Ce qui marque les esprits avec Jeffery, c'est d'abord cette pochette incroyable, l'une des plus emblématiques de l'histoire du rap, où Young Thug prend la pose de Michael Jackson dans une robe du créateur Alessandro Trincone. Jouant de manière provocante de l'ambiguïté sexuelle, il fait alors grincer les dents d'une vieille garde hip-hop qui a déjà bien des soucis avec sa trap music bizarre et franchement déglinguée.

YOUNG THUG - Jeffery

Pourtant, ce n'est pas la première fois qu'un gros rappeur du coin joue avec les codes vestimentaires féminins. A l'époque de "Ms. Jackson", l'un des singles emblématiques d'Outkast, André 3000 était déjà apparu en robe, au grand dam des machos du rap. Le parallèle entre ces deux-là est d'autant plus pertinent qu'à ces moments respectifs de leurs carrières, en affirmant leur liberté artistique et leur créativité débridée par de telles postures excentriques, chacun s'impose au grand public comme le rappeur le plus important d'Atlanta.

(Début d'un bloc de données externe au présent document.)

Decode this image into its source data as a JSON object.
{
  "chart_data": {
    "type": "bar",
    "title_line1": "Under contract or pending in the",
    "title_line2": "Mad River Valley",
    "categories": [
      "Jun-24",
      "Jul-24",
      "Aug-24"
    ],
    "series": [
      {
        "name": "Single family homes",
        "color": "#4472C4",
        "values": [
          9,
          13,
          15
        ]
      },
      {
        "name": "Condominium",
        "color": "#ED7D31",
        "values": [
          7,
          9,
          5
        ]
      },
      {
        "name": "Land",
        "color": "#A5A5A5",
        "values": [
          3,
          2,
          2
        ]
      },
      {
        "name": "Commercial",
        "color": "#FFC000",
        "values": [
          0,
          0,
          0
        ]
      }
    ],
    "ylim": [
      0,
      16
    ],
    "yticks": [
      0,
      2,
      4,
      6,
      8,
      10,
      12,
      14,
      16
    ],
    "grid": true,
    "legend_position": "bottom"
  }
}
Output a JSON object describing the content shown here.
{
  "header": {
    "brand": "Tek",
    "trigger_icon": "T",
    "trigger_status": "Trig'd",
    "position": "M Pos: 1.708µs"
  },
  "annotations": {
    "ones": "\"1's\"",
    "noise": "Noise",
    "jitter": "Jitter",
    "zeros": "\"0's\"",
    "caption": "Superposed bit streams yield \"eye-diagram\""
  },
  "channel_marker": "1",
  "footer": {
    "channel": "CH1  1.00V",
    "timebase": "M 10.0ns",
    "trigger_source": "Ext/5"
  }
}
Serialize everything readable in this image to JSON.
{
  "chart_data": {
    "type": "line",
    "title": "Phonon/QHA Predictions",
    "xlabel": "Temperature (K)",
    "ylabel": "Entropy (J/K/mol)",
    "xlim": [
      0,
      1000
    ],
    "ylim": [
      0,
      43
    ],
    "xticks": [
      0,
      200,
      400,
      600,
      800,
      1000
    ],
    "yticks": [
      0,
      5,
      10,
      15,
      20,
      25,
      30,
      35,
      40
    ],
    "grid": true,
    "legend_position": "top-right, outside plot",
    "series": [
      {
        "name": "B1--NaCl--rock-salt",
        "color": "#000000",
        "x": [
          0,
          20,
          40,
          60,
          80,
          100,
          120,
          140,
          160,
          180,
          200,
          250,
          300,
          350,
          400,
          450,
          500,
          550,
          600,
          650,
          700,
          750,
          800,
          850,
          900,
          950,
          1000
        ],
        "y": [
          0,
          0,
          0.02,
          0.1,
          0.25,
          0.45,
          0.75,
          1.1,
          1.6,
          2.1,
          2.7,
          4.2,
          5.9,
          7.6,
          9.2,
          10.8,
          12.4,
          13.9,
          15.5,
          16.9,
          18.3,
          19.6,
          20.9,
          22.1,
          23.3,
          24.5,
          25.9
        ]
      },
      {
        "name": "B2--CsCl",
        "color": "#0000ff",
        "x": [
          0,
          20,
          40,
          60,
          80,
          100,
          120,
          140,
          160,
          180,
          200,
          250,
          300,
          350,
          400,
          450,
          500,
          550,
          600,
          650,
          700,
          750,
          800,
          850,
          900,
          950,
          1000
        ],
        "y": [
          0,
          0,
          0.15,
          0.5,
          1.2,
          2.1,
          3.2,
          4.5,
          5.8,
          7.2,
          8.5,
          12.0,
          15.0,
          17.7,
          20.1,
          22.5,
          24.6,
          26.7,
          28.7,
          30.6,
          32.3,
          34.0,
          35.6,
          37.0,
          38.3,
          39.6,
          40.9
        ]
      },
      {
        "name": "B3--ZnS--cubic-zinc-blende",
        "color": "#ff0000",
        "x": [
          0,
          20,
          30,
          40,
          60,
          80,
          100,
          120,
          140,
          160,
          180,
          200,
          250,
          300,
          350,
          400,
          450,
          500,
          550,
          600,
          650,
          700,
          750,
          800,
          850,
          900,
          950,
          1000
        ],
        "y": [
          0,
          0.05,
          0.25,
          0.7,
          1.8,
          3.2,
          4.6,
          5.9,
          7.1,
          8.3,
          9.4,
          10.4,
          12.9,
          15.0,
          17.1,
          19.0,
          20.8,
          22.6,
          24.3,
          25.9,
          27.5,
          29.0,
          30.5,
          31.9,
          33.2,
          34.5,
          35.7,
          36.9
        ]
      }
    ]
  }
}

Young Thug, pourtant, dira n'avoir pas grand-chose à faire de son illustre prédécesseur. Ses idoles sont tout autres. Il les affiche d'ailleurs sur cet album (ou "mixtape commerciale"...) en nommant les plages d'après eux. Avoir inspiré Thugger, c'est en effet ce qui rassemble Gucci Mane, Future, Kanye West, Webbie, Swizz Beatz, Rihanna, le boxeur Floyd Mayweather, et même Harambe, le gorille du zoo de Cincinnati tué récemment parce qu'un enfant était tombé dans son enclos. Tous donnent leurs noms à un titre de Jeffery.

Si, connaissant Young Thug, toutes ces influences font sens (le gorille y compris), on s'étonne de voir cité Wyclef Jean. On ignorait qu'il en était fan. La marque de l'ancien Fugees s'entend pourtant, à travers les sons caribéens du morceau exceptionnel qui porte son nom (un tube aux airs de reggae qui est aujourd'hui un standard de Thugger), ainsi que sur le bonus "Pick up the Phone", avec Travis Scott et Quavo.

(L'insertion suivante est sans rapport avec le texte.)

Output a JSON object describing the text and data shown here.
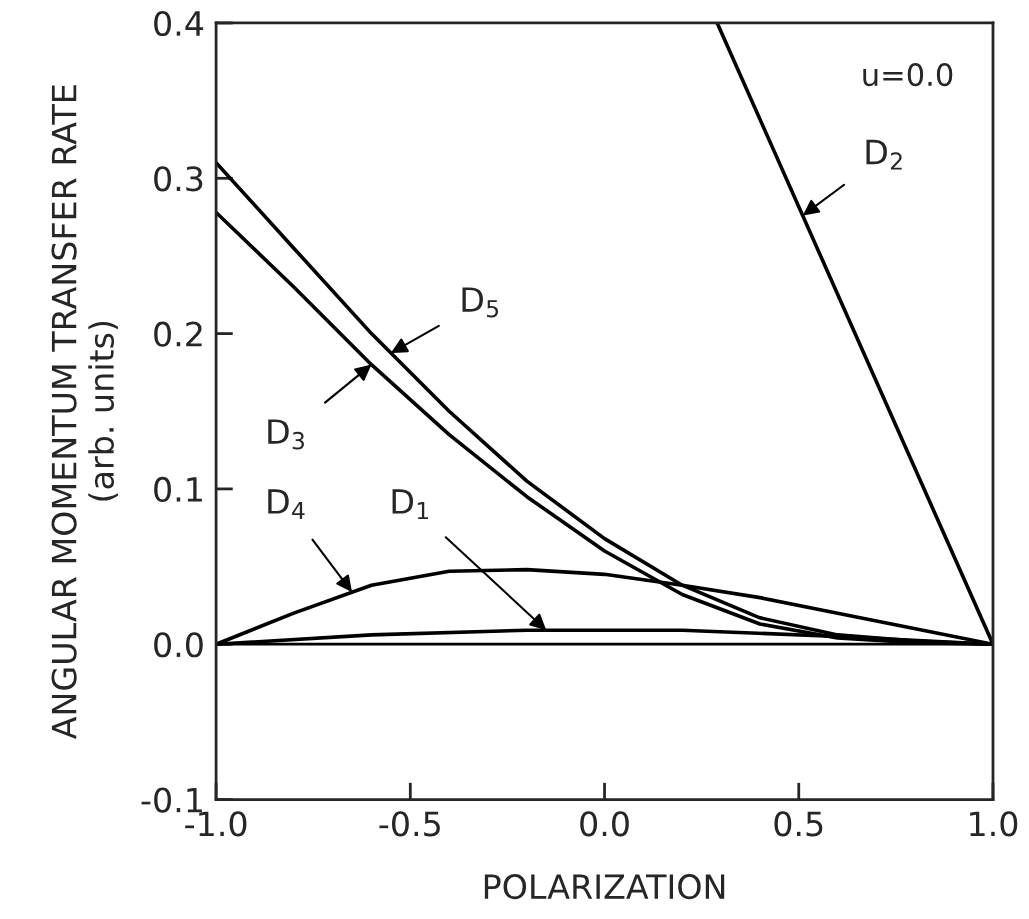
{
  "chart_data": {
    "type": "line",
    "xlabel": "POLARIZATION",
    "ylabel": "ANGULAR MOMENTUM TRANSFER RATE\n(arb. units)",
    "xlim": [
      -1.0,
      1.0
    ],
    "ylim": [
      -0.1,
      0.4
    ],
    "xticks": [
      {
        "value": -1,
        "label": "-1.0"
      },
      -0.5,
      {
        "value": 0,
        "label": "0.0"
      },
      0.5,
      {
        "value": 1,
        "label": "1.0"
      }
    ],
    "yticks": [
      -0.1,
      {
        "value": 0,
        "label": "0.0"
      },
      0.1,
      0.2,
      0.3,
      0.4
    ],
    "grid": false,
    "legend": false,
    "marker": "none",
    "line_style": "solid",
    "annotations": [
      "u=0.0"
    ],
    "ref_lines": [
      {
        "axis": "y",
        "value": 0.0,
        "color": "#000000"
      }
    ],
    "series": [
      {
        "name": "D$_{2}$",
        "color": "#000000",
        "x": [
          0.29,
          1.0
        ],
        "values": [
          0.4,
          0.0
        ]
      },
      {
        "name": "D$_{5}$",
        "color": "#000000",
        "x": [
          -1.0,
          -0.8,
          -0.6,
          -0.4,
          -0.2,
          0.0,
          0.2,
          0.4,
          0.6,
          0.8,
          1.0
        ],
        "values": [
          0.31,
          0.255,
          0.2,
          0.15,
          0.105,
          0.068,
          0.038,
          0.017,
          0.006,
          0.002,
          0.0
        ]
      },
      {
        "name": "D$_{3}$",
        "color": "#000000",
        "x": [
          -1.0,
          -0.8,
          -0.6,
          -0.4,
          -0.2,
          0.0,
          0.2,
          0.4,
          0.6,
          0.8,
          1.0
        ],
        "values": [
          0.278,
          0.23,
          0.18,
          0.135,
          0.095,
          0.06,
          0.032,
          0.013,
          0.004,
          0.001,
          0.0
        ]
      },
      {
        "name": "D$_{4}$",
        "color": "#000000",
        "x": [
          -1.0,
          -0.8,
          -0.6,
          -0.4,
          -0.2,
          0.0,
          0.2,
          0.4,
          0.6,
          0.8,
          1.0
        ],
        "values": [
          0.0,
          0.02,
          0.038,
          0.047,
          0.048,
          0.045,
          0.038,
          0.03,
          0.02,
          0.01,
          0.0
        ]
      },
      {
        "name": "D$_{1}$",
        "color": "#000000",
        "x": [
          -1.0,
          -0.6,
          -0.2,
          0.2,
          0.6,
          1.0
        ],
        "values": [
          0.0,
          0.006,
          0.009,
          0.009,
          0.005,
          0.0
        ]
      }
    ]
  }
}
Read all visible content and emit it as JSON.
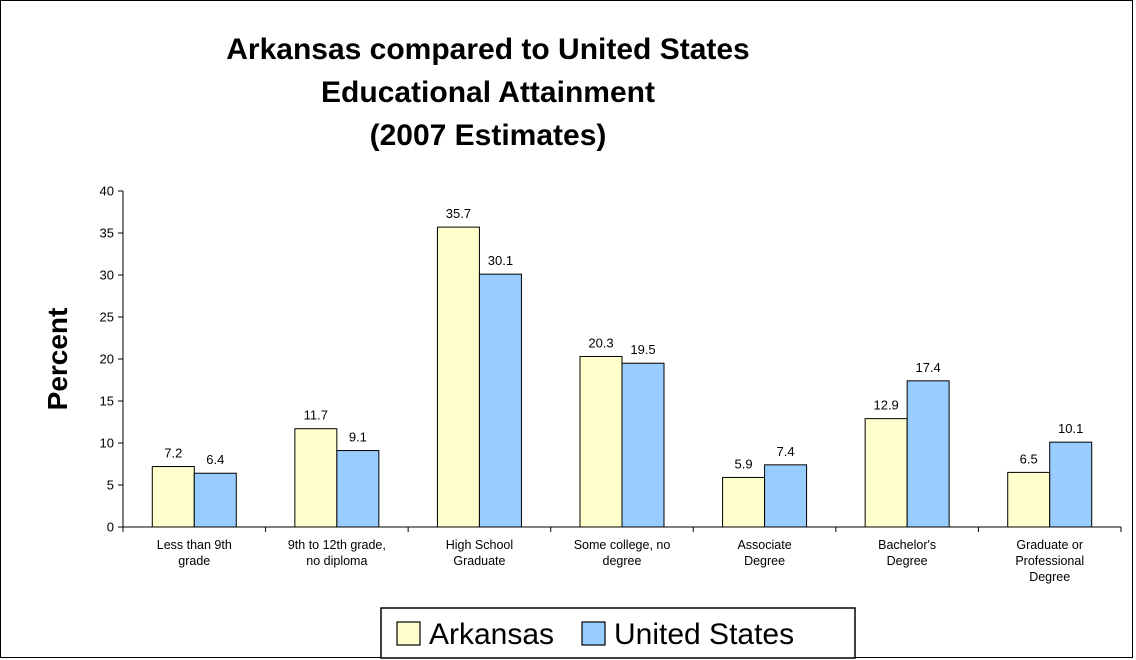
{
  "chart_data": {
    "type": "bar",
    "title": [
      "Arkansas compared to United States",
      "Educational Attainment",
      "(2007 Estimates)"
    ],
    "xlabel": "",
    "ylabel": "Percent",
    "ylim": [
      0,
      40
    ],
    "yticks": [
      "0",
      "5",
      "10",
      "15",
      "20",
      "25",
      "30",
      "35",
      "40"
    ],
    "grid": false,
    "legend_position": "bottom",
    "categories": [
      [
        "Less than 9th",
        "grade"
      ],
      [
        "9th to 12th grade,",
        "no diploma"
      ],
      [
        "High School",
        "Graduate"
      ],
      [
        "Some college,      no",
        "degree"
      ],
      [
        "Associate",
        "Degree"
      ],
      [
        "Bachelor's",
        "Degree"
      ],
      [
        "Graduate or",
        "Professional",
        "Degree"
      ]
    ],
    "series": [
      {
        "name": "Arkansas",
        "color": "#ffffcc",
        "values": [
          7.2,
          11.7,
          35.7,
          20.3,
          5.9,
          12.9,
          6.5
        ],
        "labels": [
          "7.2",
          "11.7",
          "35.7",
          "20.3",
          "5.9",
          "12.9",
          "6.5"
        ]
      },
      {
        "name": "United States",
        "color": "#99ccff",
        "values": [
          6.4,
          9.1,
          30.1,
          19.5,
          7.4,
          17.4,
          10.1
        ],
        "labels": [
          "6.4",
          "9.1",
          "30.1",
          "19.5",
          "7.4",
          "17.4",
          "10.1"
        ]
      }
    ]
  }
}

Young Thug cite ses idoles. Toutefois, ne comptez pas sur lui pour se fendre d'un hommage larmoyant à tous ces gens. Il y a bien un rapport, parfois, entre le titre et le contenu des plages. Sur "Future Swag" par exemple, Young Thug imite le phrasé de Future. Sur "RiRi", il répète le mot "work", comme sur le titre homonyme de Rihanna. Et sur "Guwop", avec Young Scooter, Quavo et Offset, il réunit quelques-uns des plus fiers enfants du parrain de la trap music. Mais le plus souvent, cette connexion est ténue, voire inexistante.

Histoire de brouiller les pistes, Gucci Mane n'intervient pas sur ce "Guwop" qui porte son petit nom, mais sur "Floyd Mayweather", avec le disciple de son disciple, Gunna. Wyclef Jean aussi est là, mais sur "Kanye West", un titre qui s'est intitulé avant "Elton John", puis "Pop Man". Pour ajouter à la confusion, la mixtape elle-même s'est d'abord appelée No, My Name is Jeffery, Jeffery Williams ayant choisi un temps d'afficher son vrai nom, avant d'en revenir à Young Thug.

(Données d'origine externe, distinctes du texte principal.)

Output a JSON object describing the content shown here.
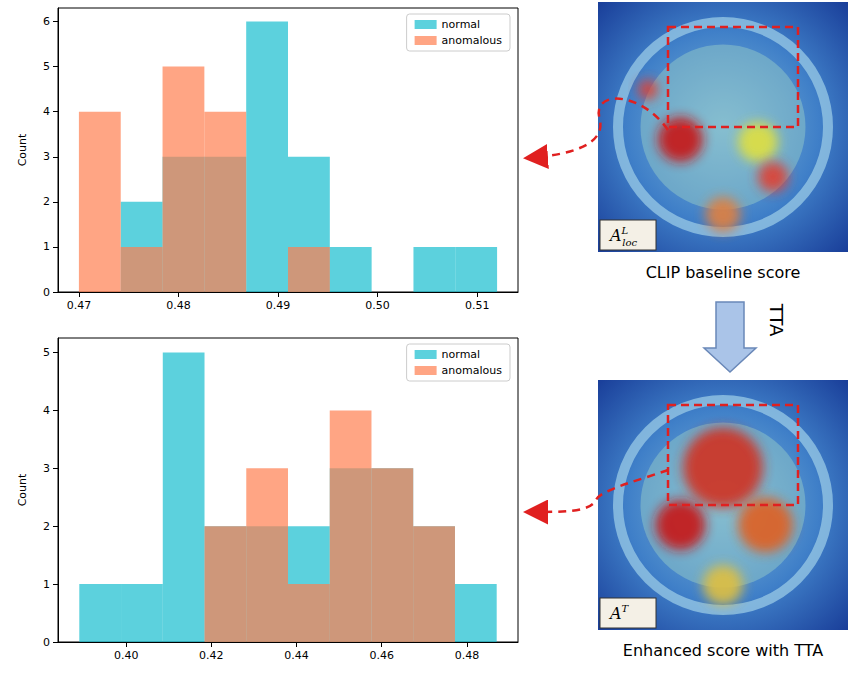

Ce qu'il faut retenir de tout cela, et nous le savions déjà, c'est que ce garçon est un grand fou, qu'il est un infatigable fantaisiste. Et il le montre encore, avec son phrasé imprévisible, ses cris, ses répétitions, ses onomatopées, sa voix qui se déchire et qui s'étrangle, celle qui confine au chant sur "Webbie", celle qui se casse et qui se fâche sur le rageur "Harambe", le titre le plus possédé de toute la mixtape. Ses textes sur l'argent, la drogue, le sexe, les gangs et les belles bagnoles sont toujours ceux de la trap music, mais malaxés une fois encore, à tel point qu'ils en sont inintelligibles.

C'est le Young Thug auquel nous nous sommes alors habitués, ses surprises ne nous surprennent plus. D'autant plus qu'à son échelle, c'est dans un format presque propre qu'est livré Jeffery. Un format bien conçu et accrocheur, plus policé que 1017 Thug, plus relevé et accessible que Barter 6. Un format qui va de pair avec la consécration que connaît à ce moment-là ce rappeur, l'autre grand ATLien de l'histoire.